Background: Wound edge eversion has been hypothesized to improve aesthetic outcomes after cutaneous wound closure. Data supporting this assertion are sparse.
Objective: We sought to determine if wound eversion, achieved with interrupted subcuticular sutures, improves aesthetic outcome compared with planar closures.
Methods: We undertook a prospective, randomized, split-scar intervention in patients who underwent cutaneous surgery. Half of the wound was randomized to an everted or planar repair; the other side received the opposite one. At 3- and 6-month follow-up, both the patient and 2 blinded observers evaluated the wound using the Patient Observer Self-Assessment Scale (POSAS).

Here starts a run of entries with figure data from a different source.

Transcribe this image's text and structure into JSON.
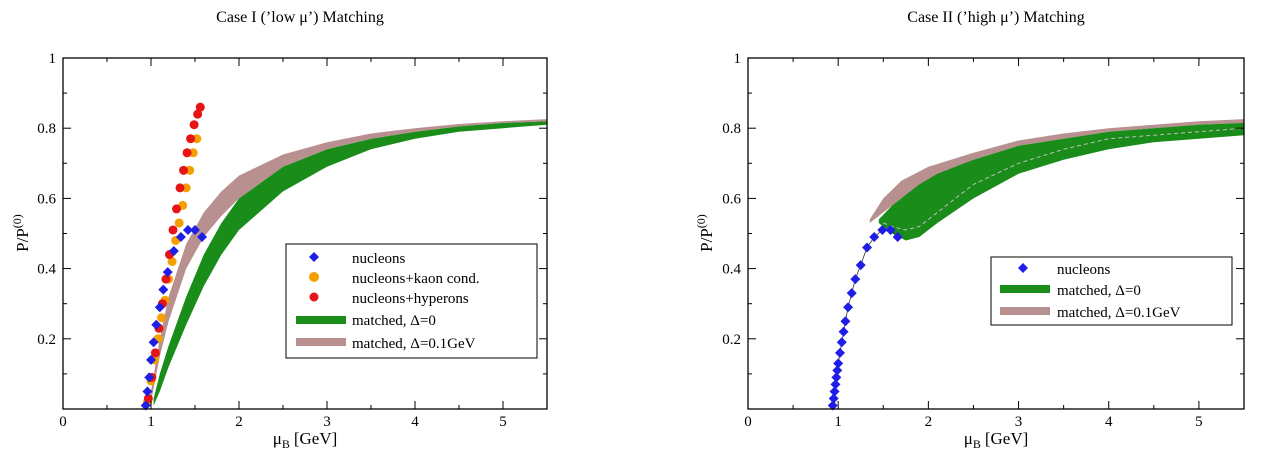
{
  "figure": {
    "panels": 2
  },
  "colors": {
    "nucleons": "#1e1ee6",
    "kaon": "#f5a000",
    "hyperons": "#e61414",
    "band_d0": "#1a8c1a",
    "band_d01": "#b89090",
    "dashed": "#bfbfbf"
  },
  "chart_data": [
    {
      "type": "scatter",
      "title": "Case I (’low μ’) Matching",
      "xlabel_main": "μ",
      "xlabel_sub": "B",
      "xlabel_unit": "[GeV]",
      "ylabel_main": "P/P",
      "ylabel_sup": "(0)",
      "xlim": [
        0,
        5.5
      ],
      "ylim": [
        0,
        1.0
      ],
      "xticks": [
        0,
        1,
        2,
        3,
        4,
        5
      ],
      "yticks": [
        0.2,
        0.4,
        0.6,
        0.8,
        1
      ],
      "ytick_labels": [
        "0.2",
        "0.4",
        "0.6",
        "0.8",
        "1"
      ],
      "series": [
        {
          "name": "nucleons",
          "kind": "diamond",
          "color_key": "nucleons",
          "x": [
            0.94,
            0.96,
            0.98,
            1.0,
            1.03,
            1.06,
            1.1,
            1.14,
            1.19,
            1.26,
            1.34,
            1.42,
            1.5,
            1.58
          ],
          "y": [
            0.01,
            0.05,
            0.09,
            0.14,
            0.19,
            0.24,
            0.29,
            0.34,
            0.39,
            0.45,
            0.49,
            0.51,
            0.51,
            0.49
          ]
        },
        {
          "name": "nucleons+kaon cond.",
          "kind": "circle",
          "color_key": "kaon",
          "x": [
            0.96,
            1.0,
            1.04,
            1.08,
            1.12,
            1.16,
            1.2,
            1.24,
            1.28,
            1.32,
            1.36,
            1.4,
            1.44,
            1.48,
            1.52
          ],
          "y": [
            0.02,
            0.08,
            0.14,
            0.2,
            0.26,
            0.31,
            0.37,
            0.42,
            0.48,
            0.53,
            0.58,
            0.63,
            0.68,
            0.73,
            0.77
          ]
        },
        {
          "name": "nucleons+hyperons",
          "kind": "circle",
          "color_key": "hyperons",
          "x": [
            0.97,
            1.01,
            1.05,
            1.09,
            1.13,
            1.17,
            1.21,
            1.25,
            1.29,
            1.33,
            1.37,
            1.41,
            1.45,
            1.49,
            1.53,
            1.56
          ],
          "y": [
            0.03,
            0.09,
            0.16,
            0.23,
            0.3,
            0.37,
            0.44,
            0.51,
            0.57,
            0.63,
            0.68,
            0.73,
            0.77,
            0.81,
            0.84,
            0.86
          ]
        }
      ],
      "bands": [
        {
          "name": "matched, Δ=0",
          "color_key": "band_d0",
          "x": [
            1.03,
            1.1,
            1.2,
            1.4,
            1.6,
            1.8,
            2.0,
            2.5,
            3.0,
            3.5,
            4.0,
            4.5,
            5.0,
            5.5
          ],
          "lower": [
            0.01,
            0.05,
            0.12,
            0.24,
            0.35,
            0.44,
            0.51,
            0.62,
            0.69,
            0.74,
            0.77,
            0.79,
            0.8,
            0.81
          ],
          "upper": [
            0.03,
            0.1,
            0.18,
            0.32,
            0.44,
            0.53,
            0.6,
            0.69,
            0.74,
            0.77,
            0.79,
            0.805,
            0.815,
            0.82
          ]
        },
        {
          "name": "matched, Δ=0.1GeV",
          "color_key": "band_d01",
          "x": [
            1.0,
            1.1,
            1.2,
            1.4,
            1.6,
            1.8,
            2.0,
            2.5,
            3.0,
            3.5,
            4.0,
            4.5,
            5.0,
            5.5
          ],
          "lower": [
            0.02,
            0.15,
            0.25,
            0.4,
            0.49,
            0.55,
            0.6,
            0.69,
            0.74,
            0.77,
            0.79,
            0.805,
            0.815,
            0.82
          ],
          "upper": [
            0.05,
            0.2,
            0.32,
            0.47,
            0.56,
            0.62,
            0.665,
            0.725,
            0.76,
            0.785,
            0.8,
            0.812,
            0.82,
            0.826
          ]
        }
      ],
      "legend": {
        "position": "center-right",
        "entries": [
          {
            "label": "nucleons",
            "symbol": "diamond",
            "color_key": "nucleons"
          },
          {
            "label": "nucleons+kaon cond.",
            "symbol": "circle",
            "color_key": "kaon"
          },
          {
            "label": "nucleons+hyperons",
            "symbol": "circle",
            "color_key": "hyperons"
          },
          {
            "label": "matched, Δ=0",
            "symbol": "bar",
            "color_key": "band_d0"
          },
          {
            "label": "matched, Δ=0.1GeV",
            "symbol": "bar",
            "color_key": "band_d01"
          }
        ]
      }
    },
    {
      "type": "scatter",
      "title": "Case II (’high μ’) Matching",
      "xlabel_main": "μ",
      "xlabel_sub": "B",
      "xlabel_unit": "[GeV]",
      "ylabel_main": "P/P",
      "ylabel_sup": "(0)",
      "xlim": [
        0,
        5.5
      ],
      "ylim": [
        0,
        1.0
      ],
      "xticks": [
        0,
        1,
        2,
        3,
        4,
        5
      ],
      "yticks": [
        0.2,
        0.4,
        0.6,
        0.8,
        1
      ],
      "ytick_labels": [
        "0.2",
        "0.4",
        "0.6",
        "0.8",
        "1"
      ],
      "series": [
        {
          "name": "nucleons",
          "kind": "diamond",
          "color_key": "nucleons",
          "x": [
            0.94,
            0.95,
            0.96,
            0.97,
            0.98,
            0.99,
            1.0,
            1.02,
            1.04,
            1.06,
            1.08,
            1.11,
            1.15,
            1.19,
            1.25,
            1.32,
            1.4,
            1.49,
            1.58,
            1.66
          ],
          "y": [
            0.01,
            0.03,
            0.05,
            0.07,
            0.09,
            0.11,
            0.13,
            0.16,
            0.19,
            0.22,
            0.25,
            0.29,
            0.33,
            0.37,
            0.41,
            0.46,
            0.49,
            0.51,
            0.51,
            0.49
          ]
        }
      ],
      "bands": [
        {
          "name": "matched, Δ=0",
          "color_key": "band_d0",
          "x": [
            1.45,
            1.6,
            1.75,
            1.9,
            2.1,
            2.5,
            3.0,
            3.5,
            4.0,
            4.5,
            5.0,
            5.5
          ],
          "lower": [
            0.53,
            0.5,
            0.48,
            0.49,
            0.53,
            0.6,
            0.67,
            0.71,
            0.74,
            0.76,
            0.77,
            0.78
          ],
          "upper": [
            0.54,
            0.58,
            0.61,
            0.64,
            0.67,
            0.71,
            0.75,
            0.77,
            0.79,
            0.8,
            0.81,
            0.815
          ]
        },
        {
          "name": "matched, Δ=0.1GeV",
          "color_key": "band_d01",
          "x": [
            1.35,
            1.5,
            1.7,
            2.0,
            2.5,
            3.0,
            3.5,
            4.0,
            4.5,
            5.0,
            5.5
          ],
          "lower": [
            0.53,
            0.56,
            0.6,
            0.65,
            0.71,
            0.75,
            0.77,
            0.79,
            0.8,
            0.81,
            0.815
          ],
          "upper": [
            0.54,
            0.6,
            0.65,
            0.69,
            0.73,
            0.765,
            0.785,
            0.8,
            0.81,
            0.82,
            0.826
          ]
        }
      ],
      "dashed_line": {
        "x": [
          1.5,
          1.6,
          1.75,
          1.9,
          2.1,
          2.5,
          3.0,
          3.5,
          4.0,
          4.5,
          5.0,
          5.5
        ],
        "y": [
          0.53,
          0.52,
          0.51,
          0.52,
          0.56,
          0.64,
          0.7,
          0.74,
          0.77,
          0.78,
          0.79,
          0.8
        ]
      },
      "legend": {
        "position": "center-right",
        "entries": [
          {
            "label": "nucleons",
            "symbol": "diamond",
            "color_key": "nucleons"
          },
          {
            "label": "matched, Δ=0",
            "symbol": "bar",
            "color_key": "band_d0"
          },
          {
            "label": "matched, Δ=0.1GeV",
            "symbol": "bar",
            "color_key": "band_d01"
          }
        ]
      }
    }
  ]
}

Results: The total observer POSAS score for the everted (13.59, 12.26) and planar (12.91, 12.98) sides did not differ significantly at 3 or 6 months, respectively. Similarly, there was not a significant difference in patient assessment between the everted (16.23, 12.84) and planar (15.07, 12.79) sides at 3 or 6 months, respectively. Finally, there was no significant difference between the 2 closure methods in terms of scar height or width at follow-up.
Limitations: This was a single-center trial, which used a validated but still subjective scar assessment instrument.
Conclusion: Wound eversion was not significantly associated with improved overall scar assessments by blinded observers or patient assessment.